Баба Нина встречала всех входящих в общежитие одинаково приветливо: «Гражданин, покажи докэмент! Пропуск, говорю, покажь! В десять закрываем двери! У нас тут семьи с дитями живут, а не разиньрот и поелбля!»

«Разиньрот» на бабынинином языке означало – разврат. Что значит мнимосоставное слово «поелбля» читатель может догадаться сам.

На девятом этаже общежития, в трехкомнатной «мужской» квартире, в четырнадцатиметровой комнате, выходящей единственным окном на огромный, замызганный и уделанный собаками двор, в середине которого стоял небольшой бетонный сарай с каким-то электрическим и водным хозяйством, к северному боку которого были пришпандорены две телефонные будки, к которым, как ленточки к бескозырке, прилеплялись очереди, состоящие из нетерпеливых и раздраженных людей, жили два шофера – Иван и Митрофан. Оба за тридцать, оба родом то ли из под Анапы, то ли из под Анадыря, оба холостые, крепкие, как все шоферы, оба регулярно пьющие. Иван был повыше и фигурой помощнее, любил и поговорить. Активный человек, активистом на выборах работал. Правда домой к избирателям, как того от него требовали в избирательной комиссии, он никогда не заглядывал. Только галочки в списке ставил. Объяснял он свое поведение так: «Ходи, не ходи. Все равно в задней комнате бюллетени нетронутые лежат, как им надо заполненные. А всю макулатуру, что избиратели заполняют, тут же после выборов, не считая – на помойку. Без эмоциев!»

Митрофан – был поменьше и послабее Ивана, он почти всегда молчал. Даже остановки забывал объявлять в своем автобусе, когда объявлятельная машина сбоила. Вообще, был человеком пассивным. Разве что, раз в месяц на голубятню лазил. Гонял сизарей по сизому московскому небу. Ему эту его пассивность всю жизнь вменяли в вину различные советские начальники. Ставили его на вид. Прорабатывали. А он в ответ только зевал, кивал и даже не оправдывался.

Иван носил по выходным замшевую куртку и гэдээровские джинсы. Митрофан и на работу и на танцульки ходил в темной мешковатой куртке непонятного покроя, в таких же штанах и коричневых бутсах. Словом, Иван и Митрофан были обычными шоферюгами, только Иван был чуть побойчее, а Митрофан – поскромнее. Жили шофера ладно, как говорил Иван – без эмоциев. Не дружили, но приятельствовали. Выпивали вместе. Лежали на своих кроватях, курили Беломор. Иван разражался иногда потоком непечатных слов, потом замолкал и подолгу смотрел на нечистый потолок их комнаты.

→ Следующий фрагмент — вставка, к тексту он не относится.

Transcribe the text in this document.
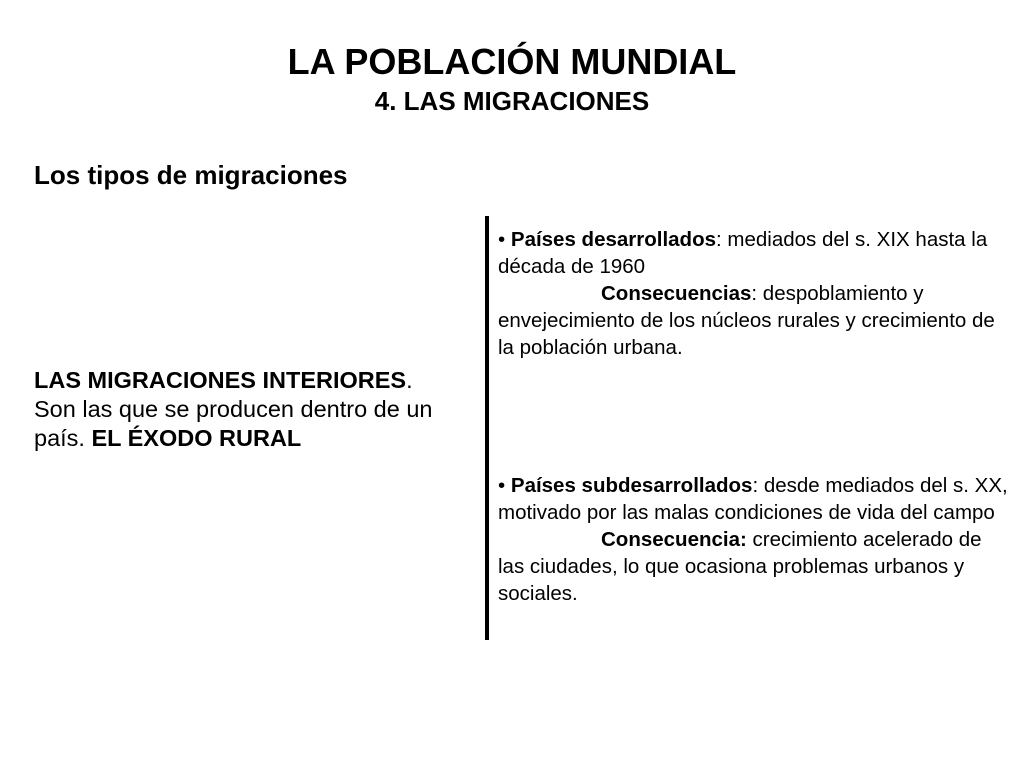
LA POBLACIÓN MUNDIAL
4. LAS MIGRACIONES
Los tipos de migraciones
LAS MIGRACIONES INTERIORES.
Son las que se producen dentro de un país. EL ÉXODO RURAL
• Países desarrollados: mediados del s. XIX hasta la década de 1960
Consecuencias: despoblamiento y envejecimiento de los núcleos rurales y crecimiento de la población urbana.
• Países subdesarrollados: desde mediados del s. XX, motivado por las malas condiciones de vida del campo
Consecuencia: crecimiento acelerado de las ciudades, lo que ocasiona problemas urbanos y sociales.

Митрофан часто дремал или книгу читал «Историю древнего мира», учебник для пятого и шестого класса средней школы. И Иван и Митрофан не имели и восьмилетнего образования, были взяты в Москву «по лимиту», водили рейсовые автобусы и терпеливо ждали собственную жилплощадь – комнату в коммуналке в том же Ясенево, которую начальство обещало предоставить каждому из них по окончании десяти лет работы.

– Если не будет выговоров или взысканий!

– Если будешь активно вести общественную работу и регулярно ходить на выборы!

– Во всем одобрять и поддерживать линию коммунистической партии!

– Не давать спуску прогульщикам, пьяницам, летунам, самогонщикам, морально разложившимся тунеядцам и скрытым врагам советского строя!

Иван и Митрофан ни с кем не боролись, но разлагались как умели, работали сверхурочно, поддерживали линию, не ввязывались в драки, случавшиеся в общежитии почти ежедневно, к советской власти во всех ее проявлениях относились с народным фатализмом… Как к природным явлениям – горам, ураганам, равнинам или лесам. Не верили, что люди где-то живут иначе. Были довольны своей бессемейной, бестолковой жизнью.

У Ивана то и дело появлялись подруги на стороне. Чаще всего – такая же лимита, как и он, только из женского общежития. Он нелегально жил с ними неделями или месяцами, потом его с позором выгоняли вахтеры или сами же хмельные сожительницы, и он возвращался в свою неуютную, неприбранную мужскую комнату на девятом этаже, к своему неразговорчивому соседу, читающему учебник истории.

Митрофан и подруг не заводил. В его теле не бушевали страсти. Приходил, смертельно усталый после смены, принимал душ, варил макароны, пил чай и ложился на кровать. Перед сном онанировал, тихо сопя и вздыхая, кончал под одеялом, вытирал сперму полотенцем, убирал его в тумбочку и засыпал. Возбуждал себя Митрофан картинками из того же учебника. Представлял себе страстную Клеопатру, с изумрудным ожерельем на смуглых грудях, прекрасную бледную, в сиреневых шелках, царицу Елену или доисторическую, с открытой волосатой грудью, похожую на гориллу, женщину с огромной корявой дубиной, австралопитечку с иллюстрации к статье «Высшие приматы в пустыне Калахари – роль труда в становлении человека».

Этой женщине Митрофан дал зачем-то странное имя – Мончичи. Когда Иван отсутствовал, Митрофан громко говорил с Мончичи в своей комнате, рассказывал ей о проделках пассажиров в его автобусе, жаловался ей на погоду, на механиков, на начальство, желал ей спокойной ночи…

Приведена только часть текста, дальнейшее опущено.